The output of $map is an array with just those values, so this is supplied as the argument to $min, which then returns the minimum value for that array.
Using $redact is sort of like a $match pipeline stage with the difference that rather than needing a field to be "present" in the document being examined, you instead just form a logical condition with calculations.
In this case the condition is $and where "both" the logical forms of $gte and $lt return true against the calculated value ( from $let as "$$min_value" ).
The $redact stage then has the special arguments to apply to $$KEEP the document when the condition is true or $$PRUNE the document from results when it is false.
It's all very much like doing $project and then $match to actually project the value into the document before filtering in another stage, but all done in one stage. Of course you might actually want to $project the resulting field in what you return, but it generally cuts the workload if you remove non-matched documents "first" using $redact instead.
Updating Documents
Of course I think the best option is to actually keep the "min_value" field in the document rather than work it out at run-time.

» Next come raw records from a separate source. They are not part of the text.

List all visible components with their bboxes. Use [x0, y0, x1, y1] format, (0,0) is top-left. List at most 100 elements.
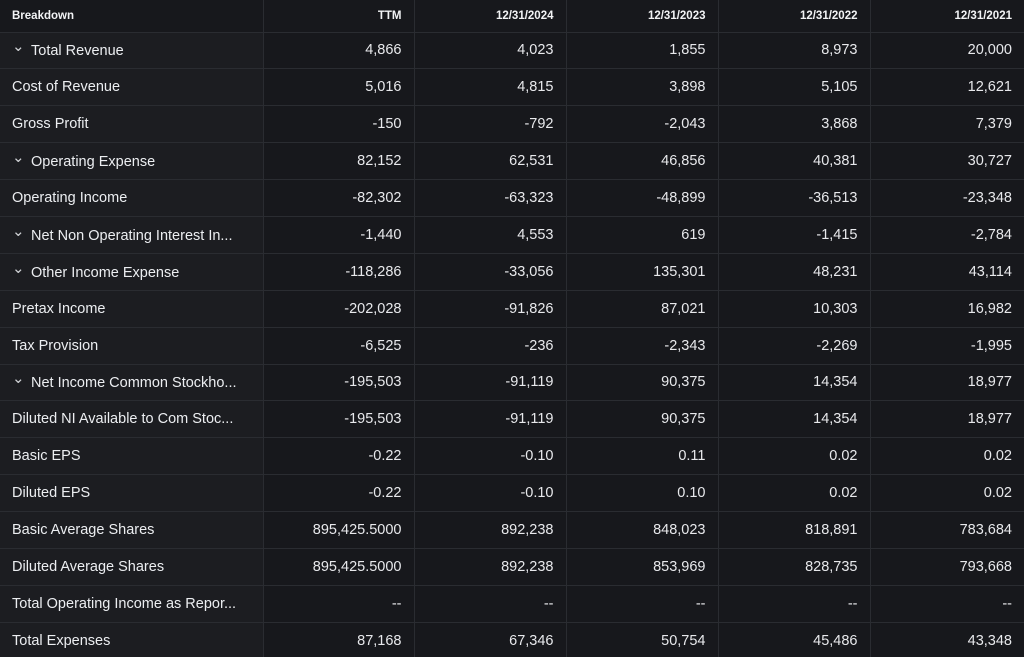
chevron-down-icon[interactable]: ⌄	[12, 222, 25, 240]
row-label: Basic EPS	[0, 437, 264, 476]
cell-value: -33,056	[414, 253, 567, 291]
cell-value: -82,302	[263, 179, 415, 217]
cell-value: --	[870, 585, 1024, 623]
table-row: Basic EPS -0.22 -0.10 0.11 0.02 0.02	[0, 437, 1024, 476]
chevron-down-icon[interactable]: ⌄	[12, 370, 25, 388]
cell-value: 20,000	[870, 32, 1024, 70]
table-row: Cost of Revenue 5,016 4,815 3,898 5,105 12,62…	[0, 68, 1024, 107]
row-label-text: Basic Average Shares	[12, 522, 155, 539]
row-label-text: Tax Provision	[12, 337, 99, 354]
cell-value: 1,855	[566, 32, 719, 70]
cell-value: 50,754	[566, 622, 719, 657]
cell-value: -2,784	[870, 216, 1024, 254]
row-label: Total Expenses	[0, 622, 264, 657]
cell-value: -0.10	[414, 437, 567, 476]
row-label-text: Operating Income	[12, 190, 128, 206]
chevron-down-icon[interactable]: ⌄	[12, 38, 25, 56]
row-label: Operating Income	[0, 179, 264, 217]
cell-value: 18,977	[870, 364, 1024, 402]
cell-value: 12,621	[870, 68, 1024, 107]
cell-value: -792	[414, 105, 567, 144]
row-label-text: Total Operating Income as Repor...	[12, 595, 237, 612]
cell-value: 0.10	[566, 474, 719, 513]
cell-value: -23,348	[870, 179, 1024, 217]
cell-value: 0.02	[870, 474, 1024, 513]
cell-value: -2,043	[566, 105, 719, 144]
row-label-text: Operating Expense	[31, 154, 156, 171]
column-header-2022[interactable]: 12/31/2022	[718, 0, 871, 33]
column-header-ttm[interactable]: TTM	[263, 0, 415, 33]
cell-value: -2,269	[718, 327, 871, 365]
table-row: Diluted NI Available to Com Stoc... -195,…	[0, 400, 1024, 439]
column-header-2021[interactable]: 12/31/2021	[870, 0, 1024, 33]
cell-value: -118,286	[263, 253, 415, 291]
row-label: Diluted EPS	[0, 474, 264, 513]
row-label[interactable]: ⌄ Net Non Operating Interest In...	[0, 216, 264, 254]
cell-value: 0.02	[718, 474, 871, 513]
table-row: Gross Profit -150 -792 -2,043 3,868 7,379	[0, 105, 1024, 144]
row-label: Diluted Average Shares	[0, 548, 264, 586]
header-row: Breakdown TTM 12/31/2024 12/31/2023 12/3…	[0, 0, 1024, 33]
table-row: Basic Average Shares 895,425.5000 892,238 8…	[0, 511, 1024, 549]
cell-value: 82,152	[263, 142, 415, 181]
cell-value: -195,503	[263, 364, 415, 402]
table-row[interactable]: ⌄ Net Non Operating Interest In... -1,440 4…	[0, 216, 1024, 254]
cell-value: -0.22	[263, 474, 415, 513]
cell-value: 62,531	[414, 142, 567, 181]
cell-value: 18,977	[870, 400, 1024, 439]
table-row[interactable]: ⌄ Total Revenue 4,866 4,023 1,855 8,973 20,000	[0, 32, 1024, 70]
chevron-down-icon[interactable]: ⌄	[12, 149, 25, 167]
row-label[interactable]: ⌄ Net Income Common Stockho...	[0, 364, 264, 402]
row-label-text: Diluted NI Available to Com Stoc...	[12, 411, 234, 428]
cell-value: 40,381	[718, 142, 871, 181]
cell-value: 818,891	[718, 511, 871, 549]
row-label: Basic Average Shares	[0, 511, 264, 549]
table-header: Breakdown TTM 12/31/2024 12/31/2023 12/3…	[0, 0, 1024, 33]
cell-value: -1,995	[870, 327, 1024, 365]
row-label-text: Pretax Income	[12, 300, 106, 317]
cell-value: 135,301	[566, 253, 719, 291]
row-label[interactable]: ⌄ Total Revenue	[0, 32, 264, 70]
row-label: Diluted NI Available to Com Stoc...	[0, 400, 264, 439]
cell-value: 8,973	[718, 32, 871, 70]
table-row: Tax Provision -6,525 -236 -2,343 -2,269 -1,99…	[0, 327, 1024, 365]
cell-value: 45,486	[718, 622, 871, 657]
row-label[interactable]: ⌄ Other Income Expense	[0, 253, 264, 291]
row-label[interactable]: ⌄ Operating Expense	[0, 142, 264, 181]
column-header-2024[interactable]: 12/31/2024	[414, 0, 567, 33]
cell-value: 43,348	[870, 622, 1024, 657]
table-body: ⌄ Total Revenue 4,866 4,023 1,855 8,973 20,000…	[0, 32, 1024, 657]
cell-value: 0.11	[566, 437, 719, 476]
cell-value: -0.22	[263, 437, 415, 476]
cell-value: 7,379	[870, 105, 1024, 144]
cell-value: 783,684	[870, 511, 1024, 549]
column-header-2023[interactable]: 12/31/2023	[566, 0, 719, 33]
row-label-text: Total Revenue	[31, 43, 124, 60]
table-row[interactable]: ⌄ Net Income Common Stockho... -195,503 -91…	[0, 364, 1024, 402]
breakdown-header[interactable]: Breakdown	[0, 0, 264, 33]
cell-value: -1,415	[718, 216, 871, 254]
cell-value: --	[414, 585, 567, 623]
cell-value: 3,868	[718, 105, 871, 144]
row-label-text: Total Expenses	[12, 632, 111, 649]
cell-value: 4,815	[414, 68, 567, 107]
row-label-text: Basic EPS	[12, 448, 81, 465]
cell-value: 619	[566, 216, 719, 254]
cell-value: 10,303	[718, 290, 871, 328]
cell-value: --	[263, 585, 415, 623]
table-row[interactable]: ⌄ Operating Expense 82,152 62,531 46,856 40,3…	[0, 142, 1024, 181]
cell-value: -63,323	[414, 179, 567, 217]
cell-value: 48,231	[718, 253, 871, 291]
cell-value: 0.02	[718, 437, 871, 476]
cell-value: -0.10	[414, 474, 567, 513]
chevron-down-icon[interactable]: ⌄	[12, 259, 25, 277]
cell-value: -91,826	[414, 290, 567, 328]
table-row: Diluted Average Shares 895,425.5000 892,23…	[0, 548, 1024, 586]
table-row[interactable]: ⌄ Other Income Expense -118,286 -33,056 135,…	[0, 253, 1024, 291]
table-row: Total Expenses 87,168 67,346 50,754 45,486 43…	[0, 622, 1024, 657]
cell-value: 16,982	[870, 290, 1024, 328]
cell-value: -48,899	[566, 179, 719, 217]
cell-value: 3,898	[566, 68, 719, 107]
cell-value: 30,727	[870, 142, 1024, 181]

So this is a very simple thing to do when adding to or altering array items during update.
For this there is the $min "update" operator. Use it when appending with $push:
db.collection.update({
{ "_id": id },
{
"$push": { "options": { "source": "a", "value": 9 } },
"$min": { "min_value": 9 }
}
})
Or when updating a value of an element:
db.collection.update({
{ "_id": id, "options.source": "a" },
{
"$set": { "options.$.value": 9 },
"$min": { "min_value": 9 }
}
})
If the current "min_value" in the document is greater than the argument in $min or the key does not yet exist then the value given will be written. If it is greater than, the existing value stays in place since it is already the smaller value.
You can even set all your existing data with a simple "bulk" operations update:
var ops = [];
db.collection.find({ "min_value": { "$exists": false } }).forEach(function(doc) {
// Queue operations
ops.push({
"updateOne": {
"filter": { "_id": doc._id },
"update": {
"$min": {
"min_value": Math.min.apply(
null,
doc.options.map(function(option) {
return option.value
})
)
}
}
}
});
// Write once in 1000 documents
if ( ops.length == 1000 ) {
db.collection.bulkWrite(ops);
ops = [];
}
});
// Clear any remaining operations
if ( ops.length > 0 )
db.collection.bulkWrite(ops);
Then with a field in place, it is just a simple range selection:
db.collection.find({
"min_value": {
"$gte": minValue, "$lt": maxValue
}
})
So it really should be in your best interests to keep a field ( or fields if you regularly need different conditions ) in the document since that provides the most efficient query.
Of course, the new functions of aggregation $min along with $map also make this viable to use without a field, if you prefer more dynamic conditions.